Decreased paraoxonase 2 enzymatic activity in monocyte/macrophages cells. A comparative in vivo and in vitro study for diabetes.

AIM

To investigate peripheral blood monocytes/macrophages (Mo/Mᴓ) paraoxonase 2 (PON2) in diabetes and the factors modulating its activity.

METHODS

One hundred and eighteen patients with newly diagnosed uncomplicated type 2 diabetes mellitus were compared regarding clinical, biochemical and oxidative stress parameters with 80 healthy subjects.
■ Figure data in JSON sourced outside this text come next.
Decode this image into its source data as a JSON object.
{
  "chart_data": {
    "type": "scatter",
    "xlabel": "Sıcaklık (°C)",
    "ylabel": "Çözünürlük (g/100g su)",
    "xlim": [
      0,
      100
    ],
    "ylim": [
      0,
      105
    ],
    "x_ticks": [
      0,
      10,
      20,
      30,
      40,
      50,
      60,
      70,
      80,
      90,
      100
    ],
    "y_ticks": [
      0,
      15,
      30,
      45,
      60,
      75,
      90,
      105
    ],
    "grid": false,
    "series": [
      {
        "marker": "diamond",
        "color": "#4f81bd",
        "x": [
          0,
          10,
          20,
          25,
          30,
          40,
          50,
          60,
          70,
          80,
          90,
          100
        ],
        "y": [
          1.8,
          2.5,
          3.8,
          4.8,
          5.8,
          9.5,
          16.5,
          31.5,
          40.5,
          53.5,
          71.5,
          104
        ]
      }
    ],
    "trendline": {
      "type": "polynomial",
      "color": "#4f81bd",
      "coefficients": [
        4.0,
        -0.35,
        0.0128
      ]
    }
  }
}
The capacity of the peripheral blood mononuclear cells (PBMNC) to release pro-oxidants and to neutralise them was determined by measuring the respiratory burst (RB) and the intracellular antioxidant enzyme PON2. In vitro experiments were conducted on a differentiated monocytes cell line (dU937) that was exposed to serum deprivation followed by addition of isolated lipoproteins (VLDL or LDL).

RESULTS

Paraoxonase 2 activity in Mo/Mᴓ was significantly lower in type 2 diabetes patients (0.042 ± 0.044 vs 0.165 ± 0.133U lactonase activity/mg protein in controls, p < .0005) and decreased in the obese in all groups. It was inversely correlated to parameters of adiposity (BMI and Waist Circumference), of glucose control (blood glucose, fructosamine and HbA) and insulin resistance (HOMA-IR). In multivariate regression models, 15-34% of the PON2 variance was explained by diabetes. The in vitro addition of VLDL normalised the RB of serum deprived dU937 cells, S- (to 82 ± 18% of the cells incubated with serum, S+) and PON2 activity (from 0.524 ± 0.061 in S - to 0.298 ± 0.048 U/mg protein). In contrast, when LDL was added, the RB remained lower (61 ± 12% of S+, p = .03) and PON2 higher (0.580 ± 0.030 U/mg protein, p = .003).

CONCLUSIONS

The decrease in monocyte/macrophage PON2 enzymatic activity observed in type 2 diabetes cannot be totally explained by abdominal obesity and insulin resistance. The underlying molecular mechanisms need to be identified.